Bağdat’ın tarih kokan sokaklarında, 1950’lerden kalma bir çarşının içinde, Iraklı antikacı Hasan el-Musevi’nin dükkanı ziyaretçilerini adeta zamanda bir yolculuğa çıkarıyor. Güzel Sanatlar Fakültesi Resim Bölümü mezunu olan Musevi, geçmişe olan tutkusunu antikacılık mesleğiyle birleştirerek eşsiz bir mekan yaratmış.
Musevi'nin dükkanı, Osmanlı İmparatorluğu'ndan İngiliz mandası, Krallık ve Cumhuriyet dönemine kadar uzanan geniş bir tarih yelpazesini gözler önüne seriyor.
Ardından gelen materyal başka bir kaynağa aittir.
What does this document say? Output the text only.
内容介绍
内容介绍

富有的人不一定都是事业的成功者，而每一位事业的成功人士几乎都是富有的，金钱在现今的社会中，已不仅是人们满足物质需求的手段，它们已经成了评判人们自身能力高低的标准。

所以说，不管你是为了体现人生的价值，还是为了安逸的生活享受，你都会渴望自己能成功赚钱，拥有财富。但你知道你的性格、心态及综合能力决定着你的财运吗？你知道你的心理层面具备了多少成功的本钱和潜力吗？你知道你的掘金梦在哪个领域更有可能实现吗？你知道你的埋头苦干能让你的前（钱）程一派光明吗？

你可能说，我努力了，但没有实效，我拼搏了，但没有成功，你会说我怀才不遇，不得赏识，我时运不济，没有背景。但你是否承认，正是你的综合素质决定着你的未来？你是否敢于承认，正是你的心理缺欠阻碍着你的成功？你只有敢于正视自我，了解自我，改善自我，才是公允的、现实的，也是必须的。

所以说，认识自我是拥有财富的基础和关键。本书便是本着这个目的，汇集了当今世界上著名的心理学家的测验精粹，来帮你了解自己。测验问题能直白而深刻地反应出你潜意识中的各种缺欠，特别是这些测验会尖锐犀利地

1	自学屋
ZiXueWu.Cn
Özenle sergilenen bu eserler, Irak’ın kültürel mirasına ışık tutarken, aynı zamanda uluslararası ziyaretçilerin de ilgisini çekiyor. Antika dükkânı, gümüş işlemeli süs eşyalarından tarihi objelere kadar geniş bir koleksiyona ev sahipliği yapıyor. Musevi, her bir parçanın Irak’ın geçmişine dair önemli bir hikaye taşıdığını belirtiyor. Osmanlı dönemine ait bir gümüş işçiliği parçasını gösterirken, “Ülke kültürüne ve tarihine değer verenler buraya geliyor. Burası sadece bir dükkân değil, aynı zamanda kültürümüze sahip çıkmak isteyenlerin buluşma noktası” diyor.
Memur emeklisi olan ve antikacılığı bir hobi olarak sürdüren Musevi, bu uğraşıyla hem Bağdat’ın zengin kültür mirasını yaşatıyor hem de ev ekonomisine katkıda bulunuyor. Dükkânını müzeyi andıran bir atmosfere dönüştüren Musevi, yabancı ülkelerden gelen ziyaretçileri de ağırlamaktan mutluluk duyduğunu ifade ediyor. “Yabancı turistler buraya gelerek hem Irak’ın geçmişini tanıyor hem de antikalar satın alıyor. Bu, kültürümüzü dünyaya tanıtmak için güzel bir fırsat” diyen Musevi, tarihin izlerini canlı tutma çabasının kendisi için büyük bir gurur kaynağı olduğunu söylüyor.